FY 2019 STATEMENT OF NEED
Environmental Restoration (ER) Program Area
The objective of this Statement of Need (SON) was to improve our understanding of bioavailability, bioaccumulation, and biomagnification of per- and polyfluoroalkyl substances (PFAS) in the subsurface. Specifically, the goal was to address the following research areas of interest:
- Improved understanding of the uptake and excretion rates of PFASs by organisms throughout the food web to at least include competitive uptake and/or selective bioaccumulation at different trophic levels.

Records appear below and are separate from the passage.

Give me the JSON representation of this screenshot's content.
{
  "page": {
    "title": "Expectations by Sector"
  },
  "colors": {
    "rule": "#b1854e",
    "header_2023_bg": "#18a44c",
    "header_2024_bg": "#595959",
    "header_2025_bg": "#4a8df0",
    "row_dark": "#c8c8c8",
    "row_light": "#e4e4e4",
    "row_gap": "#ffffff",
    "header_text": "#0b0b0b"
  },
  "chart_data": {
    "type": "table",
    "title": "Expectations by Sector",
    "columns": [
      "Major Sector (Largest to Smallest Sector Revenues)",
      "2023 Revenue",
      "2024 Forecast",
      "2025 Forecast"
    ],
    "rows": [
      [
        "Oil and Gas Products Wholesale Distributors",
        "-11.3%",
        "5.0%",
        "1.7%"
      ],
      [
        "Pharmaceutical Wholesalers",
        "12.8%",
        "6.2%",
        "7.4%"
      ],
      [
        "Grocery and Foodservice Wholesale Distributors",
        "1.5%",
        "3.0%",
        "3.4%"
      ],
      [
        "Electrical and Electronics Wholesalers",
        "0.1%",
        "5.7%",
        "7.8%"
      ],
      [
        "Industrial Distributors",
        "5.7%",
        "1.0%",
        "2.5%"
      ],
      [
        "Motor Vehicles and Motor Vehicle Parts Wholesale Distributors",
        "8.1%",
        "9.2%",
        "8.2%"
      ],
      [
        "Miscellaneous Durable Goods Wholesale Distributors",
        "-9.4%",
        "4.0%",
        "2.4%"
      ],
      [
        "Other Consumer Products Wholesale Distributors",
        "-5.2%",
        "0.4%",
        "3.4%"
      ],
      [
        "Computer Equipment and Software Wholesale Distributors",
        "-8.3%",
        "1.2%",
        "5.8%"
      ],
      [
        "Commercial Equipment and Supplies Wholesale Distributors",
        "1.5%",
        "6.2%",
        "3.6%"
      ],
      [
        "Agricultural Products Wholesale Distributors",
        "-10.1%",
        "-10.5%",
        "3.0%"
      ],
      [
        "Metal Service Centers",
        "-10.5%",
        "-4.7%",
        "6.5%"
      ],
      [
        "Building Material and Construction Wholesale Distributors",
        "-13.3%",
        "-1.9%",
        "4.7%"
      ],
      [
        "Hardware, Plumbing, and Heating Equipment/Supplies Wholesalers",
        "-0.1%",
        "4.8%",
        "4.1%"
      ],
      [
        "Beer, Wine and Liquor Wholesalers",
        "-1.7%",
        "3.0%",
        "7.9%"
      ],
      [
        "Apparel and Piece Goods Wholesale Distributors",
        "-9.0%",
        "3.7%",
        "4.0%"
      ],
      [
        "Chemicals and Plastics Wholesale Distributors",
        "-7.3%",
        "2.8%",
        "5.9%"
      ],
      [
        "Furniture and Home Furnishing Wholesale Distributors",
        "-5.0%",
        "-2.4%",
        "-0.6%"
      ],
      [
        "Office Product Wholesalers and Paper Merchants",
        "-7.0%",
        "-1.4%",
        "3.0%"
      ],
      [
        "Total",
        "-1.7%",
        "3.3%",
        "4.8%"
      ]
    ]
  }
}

- Determine the rate and extent of PFAS uptake from soils and water by lower-trophic level organisms, along with the potential biotransformation of perfluoroalkyl acid (PFAA) precursors, in order to determine the relevant mixtures for further study with higher-trophic level organisms.
- Identification of physical and geochemical factors affecting bioavailability of PFAS in sediments and soils.
- Compare the potency of PFAS in relation to chain length, functional group, and varying levels of fluorination.
- Assess PFAS bioaccumulation/biomagnification throughout a food web.
The projects listed below were selected to address the objectives of this SON. Additional information on individual projects can be found by clicking the project title.
- Uptake and Bioaccumulation/Biomagnification of Subsurface-Derived PFAS by Lotic, Warm Water Food Webs
- Lead Investigator: Marie Kurz, Drexel University
- Determination of Biomagnification Potentials for PFAS in Terrestrial Food-webs
- Lead Investigator: Roman Kuperman, U.S. Army Combat Capabilities Development Command - Chemical Biological Center
- Physiological, Ecological and Environmental Determinants of PFAS Accumulation in Fish: Towards an Improved Bioaccumulation Model
- Lead Investigator: Christopher Salice, Towson University
- Developing a Predictive Understanding of PFAS Bioaccumulation with Environmental Complexity: Application to the Model Benthic Invertebrate Hyalella azteca and the Common Fish Model Pimephales promelas
- Lead Investigator: Matt Simcik, University of Minnesota
Research should lead to a better understanding of the environmental impact of AFFF-impacted sites and directly impact the DoD’s ability to manage these sites more cost effectively while being protective of human health and the environment.